No liver transplant? No problem. The Peltz lab at Stanford University is paving the way for liver therapies that use liver cells generated from a patient’s fat cells.

By Alisha Jain | UTS Staff Writer | SQ Online (2013-14)

What if there was no need for liver organ donors? Researchers at the Stanford University School of Medicine have found a way to synthesize liver cells from fat cells extracted from the human body. In the future, doctors may make a liver out of each patient’s own fat cells, eliminating both the need for a donor and the complication of rejection by the body.

In many cases, the waiting time for an organ transplant may mean the difference between life and death. The median wait time for a liver donor organ, according to the US Department of Health & Human Resources, is 141 days. Additionally, a new study funded in part by the NIH (National Institutes of Health) found that the utility of donor liver organs are worsening: the quality of donor liver organs marginally outweighs the quality of the organ being replaced.

A recent study conducted at the Stanford University School of Medicine in the Gary Peltz Lab has succeeded in turning adipose (fat) stem cells into liver cells, generating huge potential for regenerative medicine and possibly eliminating the need liver transplants.

Simple adipose stem cells, or yellow fat cells, have been converted into liver cells using a process called i-Heps, but this method requires a 30-day waiting period and potentially too little product. Another process in the works is the iPS, or induced pluripotent stem cell method. Researchers can take specialized cells and revert them back to their pluripotent stage. But working with induced pluripotent stem cells (iPS cells) takes even longer.

Stanford’s new study has found a different method that takes less time and generates more liver cells in the process. The process takes nine days, a speedier turnaround than traditional methods for liver-poisoning victims seeking transplantation.

To begin this procedure, adipose cells are acquired from liposuction treatment, or the extraction of fat (yellow) cells from the patient’s body. Peltz and his team use what he calls “spherical culture” to convert the fat to liver cells by bathing the adipose cells in a liquid suspension in which they generate spheroids.

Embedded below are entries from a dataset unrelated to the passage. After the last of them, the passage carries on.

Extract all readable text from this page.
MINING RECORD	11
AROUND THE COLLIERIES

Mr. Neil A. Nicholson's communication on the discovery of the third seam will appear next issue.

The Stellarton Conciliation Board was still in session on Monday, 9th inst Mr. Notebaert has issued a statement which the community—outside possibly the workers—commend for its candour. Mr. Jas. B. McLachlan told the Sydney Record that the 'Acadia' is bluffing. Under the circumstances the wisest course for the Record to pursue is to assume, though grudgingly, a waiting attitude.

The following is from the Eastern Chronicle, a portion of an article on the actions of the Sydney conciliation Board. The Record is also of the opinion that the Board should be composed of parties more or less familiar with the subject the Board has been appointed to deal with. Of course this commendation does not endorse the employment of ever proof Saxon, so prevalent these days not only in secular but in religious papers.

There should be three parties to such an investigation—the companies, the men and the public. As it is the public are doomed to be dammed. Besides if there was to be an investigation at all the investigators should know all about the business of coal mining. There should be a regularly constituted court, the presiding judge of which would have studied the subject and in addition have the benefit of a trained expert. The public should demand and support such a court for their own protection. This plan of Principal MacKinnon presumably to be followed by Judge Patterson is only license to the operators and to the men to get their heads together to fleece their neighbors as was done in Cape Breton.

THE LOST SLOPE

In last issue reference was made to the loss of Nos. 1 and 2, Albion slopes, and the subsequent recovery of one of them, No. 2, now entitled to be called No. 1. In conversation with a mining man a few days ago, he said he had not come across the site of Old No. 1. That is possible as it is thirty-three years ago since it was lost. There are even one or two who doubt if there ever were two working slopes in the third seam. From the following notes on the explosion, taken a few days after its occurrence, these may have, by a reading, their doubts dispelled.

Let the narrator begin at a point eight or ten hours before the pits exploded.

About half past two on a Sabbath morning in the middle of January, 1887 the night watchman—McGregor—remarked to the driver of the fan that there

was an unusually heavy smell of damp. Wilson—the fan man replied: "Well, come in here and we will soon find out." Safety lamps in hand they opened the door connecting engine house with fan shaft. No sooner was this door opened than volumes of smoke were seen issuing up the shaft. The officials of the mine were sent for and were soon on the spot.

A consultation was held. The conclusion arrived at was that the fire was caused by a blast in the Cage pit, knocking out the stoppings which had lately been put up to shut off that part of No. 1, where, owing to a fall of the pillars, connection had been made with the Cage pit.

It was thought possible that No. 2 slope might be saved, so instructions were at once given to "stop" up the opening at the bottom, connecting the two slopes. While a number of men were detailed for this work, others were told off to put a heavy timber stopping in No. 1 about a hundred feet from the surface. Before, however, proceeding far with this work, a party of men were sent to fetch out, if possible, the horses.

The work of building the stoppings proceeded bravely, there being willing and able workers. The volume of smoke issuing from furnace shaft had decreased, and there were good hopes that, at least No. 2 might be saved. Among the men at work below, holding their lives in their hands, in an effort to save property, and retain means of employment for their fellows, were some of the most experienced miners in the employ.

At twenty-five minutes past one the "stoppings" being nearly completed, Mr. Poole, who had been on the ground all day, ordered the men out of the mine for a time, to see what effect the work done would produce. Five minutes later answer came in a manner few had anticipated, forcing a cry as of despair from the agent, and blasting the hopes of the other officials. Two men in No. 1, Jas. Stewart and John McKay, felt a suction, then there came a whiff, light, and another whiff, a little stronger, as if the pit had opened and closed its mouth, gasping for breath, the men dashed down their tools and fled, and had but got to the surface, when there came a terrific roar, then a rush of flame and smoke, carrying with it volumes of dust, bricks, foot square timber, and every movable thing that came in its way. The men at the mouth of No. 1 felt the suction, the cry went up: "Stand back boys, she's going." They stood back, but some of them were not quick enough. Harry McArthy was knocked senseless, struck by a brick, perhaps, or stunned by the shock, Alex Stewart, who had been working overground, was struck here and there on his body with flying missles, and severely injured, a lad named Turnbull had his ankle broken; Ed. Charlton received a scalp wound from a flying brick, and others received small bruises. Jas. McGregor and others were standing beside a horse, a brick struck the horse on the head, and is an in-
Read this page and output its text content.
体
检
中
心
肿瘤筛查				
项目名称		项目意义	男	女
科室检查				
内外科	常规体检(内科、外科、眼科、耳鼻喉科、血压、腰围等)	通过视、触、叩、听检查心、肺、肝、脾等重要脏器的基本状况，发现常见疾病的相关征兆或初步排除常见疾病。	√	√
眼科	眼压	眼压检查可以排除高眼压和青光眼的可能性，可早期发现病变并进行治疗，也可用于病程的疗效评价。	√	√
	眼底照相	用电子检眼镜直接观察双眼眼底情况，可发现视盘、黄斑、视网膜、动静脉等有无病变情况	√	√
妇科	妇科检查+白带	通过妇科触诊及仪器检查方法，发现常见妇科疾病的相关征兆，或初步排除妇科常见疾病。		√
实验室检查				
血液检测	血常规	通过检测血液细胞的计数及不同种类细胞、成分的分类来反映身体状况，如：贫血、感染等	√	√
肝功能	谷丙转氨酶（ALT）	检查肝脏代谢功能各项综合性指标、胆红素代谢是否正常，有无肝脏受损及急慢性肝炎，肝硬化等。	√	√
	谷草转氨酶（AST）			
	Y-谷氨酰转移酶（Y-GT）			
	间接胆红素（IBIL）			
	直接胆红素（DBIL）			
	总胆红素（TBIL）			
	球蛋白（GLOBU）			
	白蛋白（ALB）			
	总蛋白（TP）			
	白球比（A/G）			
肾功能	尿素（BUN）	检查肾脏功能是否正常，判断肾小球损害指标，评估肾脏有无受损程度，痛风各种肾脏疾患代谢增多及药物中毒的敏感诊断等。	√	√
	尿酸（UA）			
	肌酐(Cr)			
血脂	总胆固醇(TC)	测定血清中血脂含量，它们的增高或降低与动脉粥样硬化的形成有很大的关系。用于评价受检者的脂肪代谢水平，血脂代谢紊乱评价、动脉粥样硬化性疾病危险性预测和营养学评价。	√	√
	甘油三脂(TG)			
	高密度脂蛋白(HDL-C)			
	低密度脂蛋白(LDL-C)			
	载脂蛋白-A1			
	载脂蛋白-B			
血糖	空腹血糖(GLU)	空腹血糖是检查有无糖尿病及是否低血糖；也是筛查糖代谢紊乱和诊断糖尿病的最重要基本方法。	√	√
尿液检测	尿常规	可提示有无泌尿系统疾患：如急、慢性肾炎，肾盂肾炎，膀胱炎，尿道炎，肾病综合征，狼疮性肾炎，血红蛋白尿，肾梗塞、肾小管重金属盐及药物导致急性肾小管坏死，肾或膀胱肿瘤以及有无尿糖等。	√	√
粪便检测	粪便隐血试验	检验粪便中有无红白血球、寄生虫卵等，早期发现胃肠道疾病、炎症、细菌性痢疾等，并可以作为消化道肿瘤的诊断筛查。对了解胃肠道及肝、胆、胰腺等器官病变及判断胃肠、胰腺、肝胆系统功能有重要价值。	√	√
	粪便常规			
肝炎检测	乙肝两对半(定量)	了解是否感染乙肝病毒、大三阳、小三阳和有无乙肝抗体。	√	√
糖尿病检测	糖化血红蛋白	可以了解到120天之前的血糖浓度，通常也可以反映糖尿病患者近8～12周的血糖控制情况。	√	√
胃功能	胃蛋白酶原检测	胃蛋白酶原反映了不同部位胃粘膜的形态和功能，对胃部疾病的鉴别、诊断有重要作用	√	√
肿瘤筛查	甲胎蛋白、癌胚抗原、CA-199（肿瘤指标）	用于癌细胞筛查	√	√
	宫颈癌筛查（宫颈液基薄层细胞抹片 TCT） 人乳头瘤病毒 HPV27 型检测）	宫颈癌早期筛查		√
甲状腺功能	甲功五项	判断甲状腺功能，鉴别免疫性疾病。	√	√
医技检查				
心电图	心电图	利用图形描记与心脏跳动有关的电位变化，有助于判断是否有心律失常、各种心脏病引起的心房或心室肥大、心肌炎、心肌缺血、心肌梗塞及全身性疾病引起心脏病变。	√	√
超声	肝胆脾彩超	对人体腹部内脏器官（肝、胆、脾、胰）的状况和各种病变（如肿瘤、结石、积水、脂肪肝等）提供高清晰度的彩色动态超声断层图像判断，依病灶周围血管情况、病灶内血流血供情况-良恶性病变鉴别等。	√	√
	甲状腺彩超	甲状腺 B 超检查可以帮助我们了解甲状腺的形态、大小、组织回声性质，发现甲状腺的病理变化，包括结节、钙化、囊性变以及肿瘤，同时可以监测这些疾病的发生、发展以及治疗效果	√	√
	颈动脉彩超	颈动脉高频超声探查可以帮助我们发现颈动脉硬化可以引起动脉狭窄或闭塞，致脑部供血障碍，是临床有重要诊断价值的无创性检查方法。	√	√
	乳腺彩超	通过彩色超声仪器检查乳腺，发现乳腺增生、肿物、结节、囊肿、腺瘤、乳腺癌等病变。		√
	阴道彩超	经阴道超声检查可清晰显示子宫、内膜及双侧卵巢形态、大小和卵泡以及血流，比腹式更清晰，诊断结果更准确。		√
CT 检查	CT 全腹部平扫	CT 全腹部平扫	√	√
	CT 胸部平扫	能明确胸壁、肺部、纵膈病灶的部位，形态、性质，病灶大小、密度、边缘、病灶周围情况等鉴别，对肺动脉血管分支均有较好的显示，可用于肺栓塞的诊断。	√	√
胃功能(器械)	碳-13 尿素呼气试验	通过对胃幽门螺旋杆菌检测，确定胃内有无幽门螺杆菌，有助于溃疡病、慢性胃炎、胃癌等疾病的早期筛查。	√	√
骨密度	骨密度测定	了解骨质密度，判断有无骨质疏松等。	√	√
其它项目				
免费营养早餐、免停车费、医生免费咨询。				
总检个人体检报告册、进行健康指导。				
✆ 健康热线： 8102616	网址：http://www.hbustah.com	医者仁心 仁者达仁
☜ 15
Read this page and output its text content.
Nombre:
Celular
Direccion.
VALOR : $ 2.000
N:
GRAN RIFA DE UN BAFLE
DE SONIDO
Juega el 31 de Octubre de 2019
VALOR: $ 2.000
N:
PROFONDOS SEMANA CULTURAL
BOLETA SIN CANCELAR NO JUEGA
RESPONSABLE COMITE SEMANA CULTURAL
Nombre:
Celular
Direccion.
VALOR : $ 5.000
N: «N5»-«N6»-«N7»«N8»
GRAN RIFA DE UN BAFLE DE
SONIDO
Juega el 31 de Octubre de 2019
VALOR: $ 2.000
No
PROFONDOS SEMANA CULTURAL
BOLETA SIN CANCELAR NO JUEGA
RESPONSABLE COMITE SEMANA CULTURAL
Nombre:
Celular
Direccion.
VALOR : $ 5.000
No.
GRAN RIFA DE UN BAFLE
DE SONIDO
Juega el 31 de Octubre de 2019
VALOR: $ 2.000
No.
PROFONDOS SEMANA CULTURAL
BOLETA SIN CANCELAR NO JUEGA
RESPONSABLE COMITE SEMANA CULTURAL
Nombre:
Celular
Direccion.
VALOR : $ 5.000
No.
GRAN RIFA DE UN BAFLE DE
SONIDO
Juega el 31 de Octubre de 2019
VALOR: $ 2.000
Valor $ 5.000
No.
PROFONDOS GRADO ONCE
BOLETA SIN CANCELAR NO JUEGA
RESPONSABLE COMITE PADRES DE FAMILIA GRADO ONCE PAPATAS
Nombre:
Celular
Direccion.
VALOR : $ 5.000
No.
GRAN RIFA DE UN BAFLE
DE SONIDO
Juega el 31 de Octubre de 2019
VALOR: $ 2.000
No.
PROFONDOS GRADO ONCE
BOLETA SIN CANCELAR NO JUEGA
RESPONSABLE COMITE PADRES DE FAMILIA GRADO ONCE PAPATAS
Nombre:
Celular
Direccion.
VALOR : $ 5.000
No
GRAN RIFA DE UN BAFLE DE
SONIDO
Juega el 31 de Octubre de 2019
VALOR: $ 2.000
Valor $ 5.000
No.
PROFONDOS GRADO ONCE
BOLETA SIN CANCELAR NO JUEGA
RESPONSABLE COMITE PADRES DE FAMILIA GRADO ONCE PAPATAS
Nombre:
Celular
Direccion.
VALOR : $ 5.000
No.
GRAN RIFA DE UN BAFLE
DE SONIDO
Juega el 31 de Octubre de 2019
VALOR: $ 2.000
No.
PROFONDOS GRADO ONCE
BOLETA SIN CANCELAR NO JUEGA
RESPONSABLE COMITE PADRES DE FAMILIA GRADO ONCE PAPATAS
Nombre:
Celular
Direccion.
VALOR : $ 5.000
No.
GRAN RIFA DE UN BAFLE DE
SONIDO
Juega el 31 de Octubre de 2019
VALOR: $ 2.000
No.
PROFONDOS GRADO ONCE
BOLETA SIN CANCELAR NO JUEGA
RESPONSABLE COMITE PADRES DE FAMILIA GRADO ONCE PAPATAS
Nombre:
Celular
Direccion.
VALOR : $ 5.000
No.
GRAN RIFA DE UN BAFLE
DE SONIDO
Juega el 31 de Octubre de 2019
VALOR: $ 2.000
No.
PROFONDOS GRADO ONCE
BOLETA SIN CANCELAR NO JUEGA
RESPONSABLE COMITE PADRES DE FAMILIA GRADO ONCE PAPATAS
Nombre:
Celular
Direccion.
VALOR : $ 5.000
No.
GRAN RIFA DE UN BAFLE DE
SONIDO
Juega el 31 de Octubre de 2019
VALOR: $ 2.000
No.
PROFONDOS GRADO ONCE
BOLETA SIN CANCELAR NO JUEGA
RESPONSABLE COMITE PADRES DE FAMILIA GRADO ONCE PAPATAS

The new fat-to-liver cell method could serve as a substitute for human liver transplant, reducing both risks of rejection by a foreign donor organ and organ waiting time. Therapies can use a patient’s own adipose cells, convert them, and inject these samples back as liver cells. The new process could be ready for Phase 3 clinical trials in just a few years, and the lab has already filed a patent for hepatocyte induction through “spherical culture.”

When a patient needs a new liver, they soon may not have to wait in line for an organ. No longer will patients need to play and wait for a liver organ donation; they can already generate the cells needed to heal their liver.